Sexology-oriented activity: Lane

Realizing that my sexuality was prevalent in my daily life started with some of my friends talking about Playboy in 5th grade. We were all sitting at lunch and some friends were talking about their dad’s Playboy magazine they found and the pictures that were inside of it. I had never thought of a woman in the ways that they were describing her, naked. To me at that point, a girlfriend was making my friends who were girls happy when their friends told me that a girl in my class liked me. It was not until I went on the computer and searched “Playboy” that I really was thrown into the world I know now. I looked at the pictures online and I tried to understand why it was so appeasing but my friends and I could not figure it out. My parents got involved when our search history on the family computer read “Playboy Magazine”, and they felt like they needed to give me a talk. I was so confused that I put the whole subject to the back of my mind until I ended up started to have feelings for girls. The moment that my parents had that talk with me was that big moment that I knew there was something more to girls other than what I knew from my mother and my sister.
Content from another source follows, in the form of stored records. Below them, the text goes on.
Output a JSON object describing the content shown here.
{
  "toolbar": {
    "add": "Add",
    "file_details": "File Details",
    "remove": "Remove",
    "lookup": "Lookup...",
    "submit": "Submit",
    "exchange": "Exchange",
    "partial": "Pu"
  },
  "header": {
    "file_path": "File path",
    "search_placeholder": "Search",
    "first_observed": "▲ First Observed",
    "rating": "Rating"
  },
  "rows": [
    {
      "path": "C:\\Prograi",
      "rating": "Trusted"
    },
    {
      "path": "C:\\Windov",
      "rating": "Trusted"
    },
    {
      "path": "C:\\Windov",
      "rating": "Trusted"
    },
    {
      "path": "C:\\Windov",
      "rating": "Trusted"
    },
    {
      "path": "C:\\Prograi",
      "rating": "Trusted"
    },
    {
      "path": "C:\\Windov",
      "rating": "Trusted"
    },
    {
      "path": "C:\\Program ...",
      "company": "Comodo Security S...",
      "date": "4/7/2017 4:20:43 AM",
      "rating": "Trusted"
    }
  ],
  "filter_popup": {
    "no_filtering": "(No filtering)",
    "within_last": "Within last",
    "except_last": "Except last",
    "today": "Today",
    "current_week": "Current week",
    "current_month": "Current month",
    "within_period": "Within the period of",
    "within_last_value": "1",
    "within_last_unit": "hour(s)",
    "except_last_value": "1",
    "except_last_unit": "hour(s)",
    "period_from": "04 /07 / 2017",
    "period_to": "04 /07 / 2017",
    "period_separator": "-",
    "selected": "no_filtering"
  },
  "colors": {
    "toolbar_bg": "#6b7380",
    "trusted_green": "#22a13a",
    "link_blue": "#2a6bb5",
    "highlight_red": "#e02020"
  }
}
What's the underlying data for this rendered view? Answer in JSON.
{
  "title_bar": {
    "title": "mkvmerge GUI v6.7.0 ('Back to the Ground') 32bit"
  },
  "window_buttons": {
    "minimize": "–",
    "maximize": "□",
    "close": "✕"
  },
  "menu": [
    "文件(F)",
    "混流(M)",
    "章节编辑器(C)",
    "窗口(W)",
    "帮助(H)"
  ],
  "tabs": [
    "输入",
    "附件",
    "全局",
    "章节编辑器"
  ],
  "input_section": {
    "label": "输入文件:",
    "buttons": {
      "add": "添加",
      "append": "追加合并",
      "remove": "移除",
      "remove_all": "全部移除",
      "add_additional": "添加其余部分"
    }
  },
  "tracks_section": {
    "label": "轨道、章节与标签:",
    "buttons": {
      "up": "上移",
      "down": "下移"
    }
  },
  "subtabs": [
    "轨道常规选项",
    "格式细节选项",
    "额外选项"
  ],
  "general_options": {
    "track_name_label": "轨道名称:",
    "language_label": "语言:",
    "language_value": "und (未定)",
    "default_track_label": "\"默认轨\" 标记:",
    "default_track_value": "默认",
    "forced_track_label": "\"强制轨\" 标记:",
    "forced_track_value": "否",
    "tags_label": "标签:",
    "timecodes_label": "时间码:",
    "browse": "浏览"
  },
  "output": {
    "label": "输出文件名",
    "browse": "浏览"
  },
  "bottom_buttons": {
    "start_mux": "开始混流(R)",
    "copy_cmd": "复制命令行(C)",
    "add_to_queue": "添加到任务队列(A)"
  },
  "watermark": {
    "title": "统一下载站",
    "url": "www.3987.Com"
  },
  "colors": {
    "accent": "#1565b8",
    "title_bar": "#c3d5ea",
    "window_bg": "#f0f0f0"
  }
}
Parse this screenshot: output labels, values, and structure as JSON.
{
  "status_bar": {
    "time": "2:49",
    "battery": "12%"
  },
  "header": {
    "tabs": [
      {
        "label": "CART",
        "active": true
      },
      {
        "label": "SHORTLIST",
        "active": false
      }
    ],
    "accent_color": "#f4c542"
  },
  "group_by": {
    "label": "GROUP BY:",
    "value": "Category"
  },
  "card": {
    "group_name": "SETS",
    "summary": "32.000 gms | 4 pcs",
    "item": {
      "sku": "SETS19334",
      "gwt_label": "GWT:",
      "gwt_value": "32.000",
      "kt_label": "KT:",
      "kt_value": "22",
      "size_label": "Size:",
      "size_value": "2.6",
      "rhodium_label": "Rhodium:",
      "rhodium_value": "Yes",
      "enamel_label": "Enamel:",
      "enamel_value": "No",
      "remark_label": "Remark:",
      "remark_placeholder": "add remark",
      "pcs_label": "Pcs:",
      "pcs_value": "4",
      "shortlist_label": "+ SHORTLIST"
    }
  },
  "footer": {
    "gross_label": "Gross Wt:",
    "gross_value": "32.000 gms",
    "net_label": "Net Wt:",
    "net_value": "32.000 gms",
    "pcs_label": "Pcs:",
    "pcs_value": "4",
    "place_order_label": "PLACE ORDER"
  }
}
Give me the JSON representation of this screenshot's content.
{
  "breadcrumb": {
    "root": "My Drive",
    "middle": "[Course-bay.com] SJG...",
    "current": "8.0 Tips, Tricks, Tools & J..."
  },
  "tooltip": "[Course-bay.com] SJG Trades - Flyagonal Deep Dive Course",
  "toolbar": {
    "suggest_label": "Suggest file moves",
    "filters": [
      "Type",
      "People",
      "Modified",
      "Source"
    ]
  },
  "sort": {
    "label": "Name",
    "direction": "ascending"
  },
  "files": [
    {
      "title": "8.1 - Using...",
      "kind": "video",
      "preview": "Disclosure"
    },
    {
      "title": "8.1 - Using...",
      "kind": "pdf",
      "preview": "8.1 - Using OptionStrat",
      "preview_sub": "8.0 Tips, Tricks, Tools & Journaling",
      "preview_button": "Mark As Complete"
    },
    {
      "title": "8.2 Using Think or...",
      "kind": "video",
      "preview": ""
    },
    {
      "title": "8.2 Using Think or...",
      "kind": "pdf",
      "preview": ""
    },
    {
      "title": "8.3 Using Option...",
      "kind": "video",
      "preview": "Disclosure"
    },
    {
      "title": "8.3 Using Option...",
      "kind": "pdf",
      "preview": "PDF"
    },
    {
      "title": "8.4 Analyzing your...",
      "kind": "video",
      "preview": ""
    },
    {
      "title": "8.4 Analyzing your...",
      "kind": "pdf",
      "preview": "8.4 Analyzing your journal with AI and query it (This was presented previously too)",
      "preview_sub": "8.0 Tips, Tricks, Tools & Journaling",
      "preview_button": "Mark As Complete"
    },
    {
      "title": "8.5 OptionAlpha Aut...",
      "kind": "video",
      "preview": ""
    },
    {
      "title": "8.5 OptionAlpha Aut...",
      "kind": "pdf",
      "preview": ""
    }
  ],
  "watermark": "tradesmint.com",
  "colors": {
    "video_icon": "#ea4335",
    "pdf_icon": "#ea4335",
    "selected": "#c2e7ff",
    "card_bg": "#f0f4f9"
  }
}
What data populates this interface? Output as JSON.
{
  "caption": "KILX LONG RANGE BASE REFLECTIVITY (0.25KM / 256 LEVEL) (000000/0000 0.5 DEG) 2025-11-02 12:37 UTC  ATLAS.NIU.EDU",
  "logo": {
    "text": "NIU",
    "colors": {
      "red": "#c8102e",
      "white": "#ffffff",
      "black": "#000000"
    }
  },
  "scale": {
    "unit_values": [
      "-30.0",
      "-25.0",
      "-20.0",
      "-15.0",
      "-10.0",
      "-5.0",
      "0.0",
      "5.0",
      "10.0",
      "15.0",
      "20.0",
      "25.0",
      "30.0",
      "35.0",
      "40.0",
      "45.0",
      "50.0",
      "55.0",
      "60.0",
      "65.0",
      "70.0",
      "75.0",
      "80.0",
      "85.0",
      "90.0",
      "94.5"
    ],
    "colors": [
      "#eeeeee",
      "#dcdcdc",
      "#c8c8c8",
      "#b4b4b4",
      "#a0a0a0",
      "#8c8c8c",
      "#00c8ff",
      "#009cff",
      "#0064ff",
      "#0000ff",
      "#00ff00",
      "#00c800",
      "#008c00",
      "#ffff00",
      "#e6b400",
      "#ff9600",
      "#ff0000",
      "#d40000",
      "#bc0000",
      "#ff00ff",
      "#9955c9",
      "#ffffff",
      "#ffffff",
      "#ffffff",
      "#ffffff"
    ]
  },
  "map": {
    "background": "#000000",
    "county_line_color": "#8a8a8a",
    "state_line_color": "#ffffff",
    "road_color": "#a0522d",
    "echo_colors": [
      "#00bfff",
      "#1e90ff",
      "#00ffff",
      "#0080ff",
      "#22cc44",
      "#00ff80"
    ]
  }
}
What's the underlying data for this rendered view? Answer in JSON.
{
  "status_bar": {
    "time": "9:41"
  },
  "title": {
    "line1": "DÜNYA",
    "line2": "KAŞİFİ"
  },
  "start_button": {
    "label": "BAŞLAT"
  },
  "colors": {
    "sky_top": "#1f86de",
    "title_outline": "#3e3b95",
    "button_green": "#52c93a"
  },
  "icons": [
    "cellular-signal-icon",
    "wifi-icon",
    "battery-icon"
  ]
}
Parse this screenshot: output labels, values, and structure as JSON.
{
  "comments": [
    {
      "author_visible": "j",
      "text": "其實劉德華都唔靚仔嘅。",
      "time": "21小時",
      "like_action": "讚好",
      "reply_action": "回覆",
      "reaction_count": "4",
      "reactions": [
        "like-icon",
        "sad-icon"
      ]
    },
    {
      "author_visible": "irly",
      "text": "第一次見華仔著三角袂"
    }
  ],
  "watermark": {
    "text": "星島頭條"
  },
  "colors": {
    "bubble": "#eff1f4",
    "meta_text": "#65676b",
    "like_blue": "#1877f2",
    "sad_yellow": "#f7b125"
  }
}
It did not help that I got into rap music at this time and learned new words that were said and researched them. That was the beginning to my new adulthood sexual chapter of my life.

Sexology-oriented activity: Danny

My childhood memories and thoughts when it comes to my sexual transition from childhood through puberty are quite vague, but I do remember a few things that did bring a change. One happened to be during early middle school, when I overheard some guys talking about themselves masturbating and ejaculating. I was not use to hearing anything sexual related talked about in pubic for one thing (or in private and personal conversation for that matter), but this also made me think about my own sexual awareness of my body and opened the idea of masturbation. Physiologically, I had not really hit the same stage as some of my school peers around me. It was not until I hit that puberty stage and also accidently found the adult movie channel that my sexual awareness kind of shifted. Basically, that was when I thought about what sex “was” (was being defined only by what that adult movie framed at the time) more so than the naïve thoughts I had before (I just didn’t really think critically about sex). As far as I remember, it was the cultural influence of peers (overhearing, I never talked about it) and discovering certain media influences (T.V and internet porn) that help spurred a transition, I guess.